Fourth – Banking and related issues:

Consolidation should be key when it comes to parents’ financial affairs. They should be helped to do away with unnecessary bank accounts. You would be amazed to see how many ban accounts are opened by parents in name of family members across different banks However, over time they do not use all accounts. It would be helpful to review all the accounts and activity, accordingly closing down idle accounts and shifting the balance to some active account. Also, cross check that nominee is declared in all bank accounts, investments, demat accounts, deposits, and so on helps.

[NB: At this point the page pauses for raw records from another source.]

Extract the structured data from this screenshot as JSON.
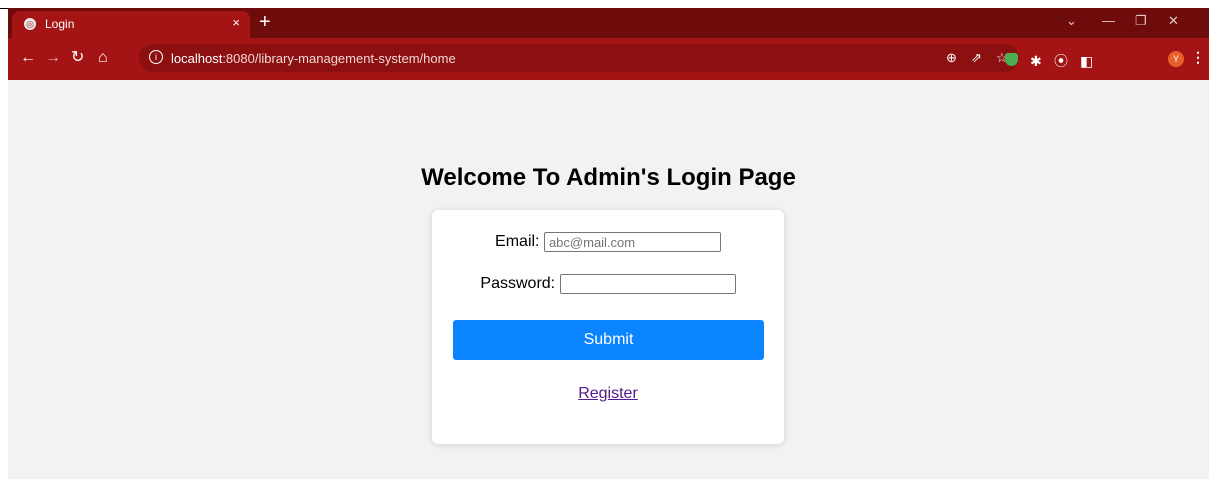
{
  "browser": {
    "tab_title": "Login",
    "tab_close": "×",
    "new_tab": "+",
    "url_host": "localhost",
    "url_rest": ":8080/library-management-system/home",
    "avatar_letter": "Y"
  },
  "page": {
    "heading": "Welcome To Admin's Login Page",
    "email_label": "Email:",
    "email_placeholder": "abc@mail.com",
    "password_label": "Password:",
    "password_value": "",
    "submit_label": "Submit",
    "register_label": "Register"
  },
  "colors": {
    "tabstrip": "#6e0b0b",
    "toolbar": "#a51414",
    "submit_button": "#0a84ff",
    "link": "#551a8b"
  }
}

Fifth – Stress on will making:

Having a valid will is of utmost importance. This is sensitive issue and needs to be handled gently. This should be accorded equal priority as other financial matters especially when you are not the only sibling of your parent. If required, hire trusted legal experts to help your parents make a will, especially as many elderly these days insist on keeping a will confidential.


Sixth – Taxation:

This continues to haunt taxpayers across different ages. At their age, parents may not be in a position to be updated with the latest tax laws and therefore, help them optimize their tax outgo. Many a time, parents find it tough to obtain professional help for these purposes, as their accountants might have also retired by then. In such cases, children could help them with the right professionals.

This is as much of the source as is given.